La moglie di Ramadan, Na’ila Mo’ain, è preoccupata per la salute dei figli: “Come tutti i bambini, capita a volte che si ammalino. Per avere accesso alle cure mediche e ai medicinali abbiamo bisogno di soldi, ma non riusciamo a farcela. Non vedo l’ora che i bimbi crescano così potrò preoccuparmene un po’ meno”.

La storia della famiglia ‘Abdel Bari è una storia comune tra le famiglie di Gaza. L’occupazione israeliana e il blocco della Striscia di Gaza hanno impoverito molte famiglie, costringendole a vivere in miseria, nell’incertezza, dipendendo per gran parte dagli aiuti umanitari. L’articolo 1 della Dichiarazione universale sui Diritti umani stabilisce che “tutti gli esseri umani nascono liberi e uguali in termini di dignità e diritti”, e l’articolo 22 riguarda il diritto alla realizzazione dei propri diritti economici, sociali e culturali “indispensabili per la dignità e lo sviluppo della propria personalità”.

Il blocco della Striscia di Gaza, in corso per imposizione israeliana, rappresenta una forma di punizione collettiva della popolazione civile sotto occupazione, il che contravviene all’articolo 33 della Quarta convenzione di Ginevra.
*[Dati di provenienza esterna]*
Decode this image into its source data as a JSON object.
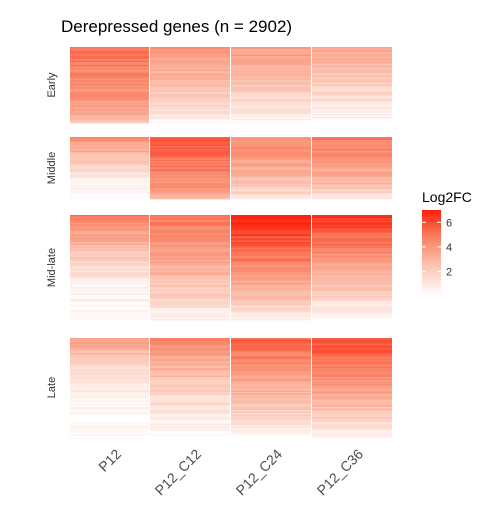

In quanto potenza occupante Israele ha il dovere legale di rispettare il Patto internazionale sui diritti economici, sociali e culturali (Icescr), l’articolo 6, sul diritto al lavoro come diritto fondamentale e l’articolo11 sul diritto a adeguati standard di vita, cibo, abbigliamento e abitazione, e al continuo miglioramento delle condizioni di vita.